LACO helps organisations design such architectures with a pragmatic and structured approach that aligns people, processes and platforms around one shared data strategy but without paying the integration tax of getting it all together.
The challenge
SAS, Microsoft and Databricks each offer value, but without a clear architecture they operate in isolation. Teams move data manually, ETL processes are repeated on different platforms and reports no longer match. Authentication rules differ, lineage is inconsistent and on premise tools are difficult to integrate with cloud environments. This creates delays, frustration and rising cost without delivering real progress. Organisations do not want to replace tools that work. They want an architecture that connects them.
The solution
The first step is understanding the full landscape. LACO performs a complete assessment of tools, processes and dependencies to reveal how data moves today. We then design a modular landscape and challanges that assigns clear roles to each platform. Integration is achieved through secure APIs, automated pipelines and consistent naming and governance standards.

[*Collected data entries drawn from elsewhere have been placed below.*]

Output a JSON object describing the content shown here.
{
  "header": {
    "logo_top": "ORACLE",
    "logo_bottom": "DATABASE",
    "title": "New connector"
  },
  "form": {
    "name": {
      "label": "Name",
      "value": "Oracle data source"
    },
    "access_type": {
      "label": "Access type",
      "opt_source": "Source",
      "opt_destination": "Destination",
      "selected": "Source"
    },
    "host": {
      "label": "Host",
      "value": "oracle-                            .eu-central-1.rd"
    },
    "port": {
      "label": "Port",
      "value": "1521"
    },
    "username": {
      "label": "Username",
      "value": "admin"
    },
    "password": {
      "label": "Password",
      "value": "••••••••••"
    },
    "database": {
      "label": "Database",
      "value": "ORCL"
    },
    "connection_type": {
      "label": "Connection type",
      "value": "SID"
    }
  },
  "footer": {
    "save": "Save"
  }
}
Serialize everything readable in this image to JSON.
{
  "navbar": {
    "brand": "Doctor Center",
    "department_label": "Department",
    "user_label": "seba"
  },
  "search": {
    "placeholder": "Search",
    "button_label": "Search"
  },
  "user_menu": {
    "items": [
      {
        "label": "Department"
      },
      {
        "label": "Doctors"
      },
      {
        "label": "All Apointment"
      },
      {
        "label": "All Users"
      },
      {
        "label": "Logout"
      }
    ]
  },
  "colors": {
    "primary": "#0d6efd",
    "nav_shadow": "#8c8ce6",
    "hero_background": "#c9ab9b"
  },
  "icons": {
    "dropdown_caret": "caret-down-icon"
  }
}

We establish a shared governance layer that covers access rights, metadata, lineage and documentation so all platforms behave as one ecosystem. Change management ensures that IT, business users and data owners understand and trust the new setup.
Results
The organisation gains a connected, governed and scalable platform where everything works together rather than in parallel. The architecture eliminates duplicated work and ensures that data is traceable and compliant across all environments. Teams collaborate more effectively and speak the same data language.
Performance improves through automation, cost overlap decreases and the ecosystem becomes ready for AI and modern analytics. Instead of replacing existing investments, the organisation extends their value with clarity and control.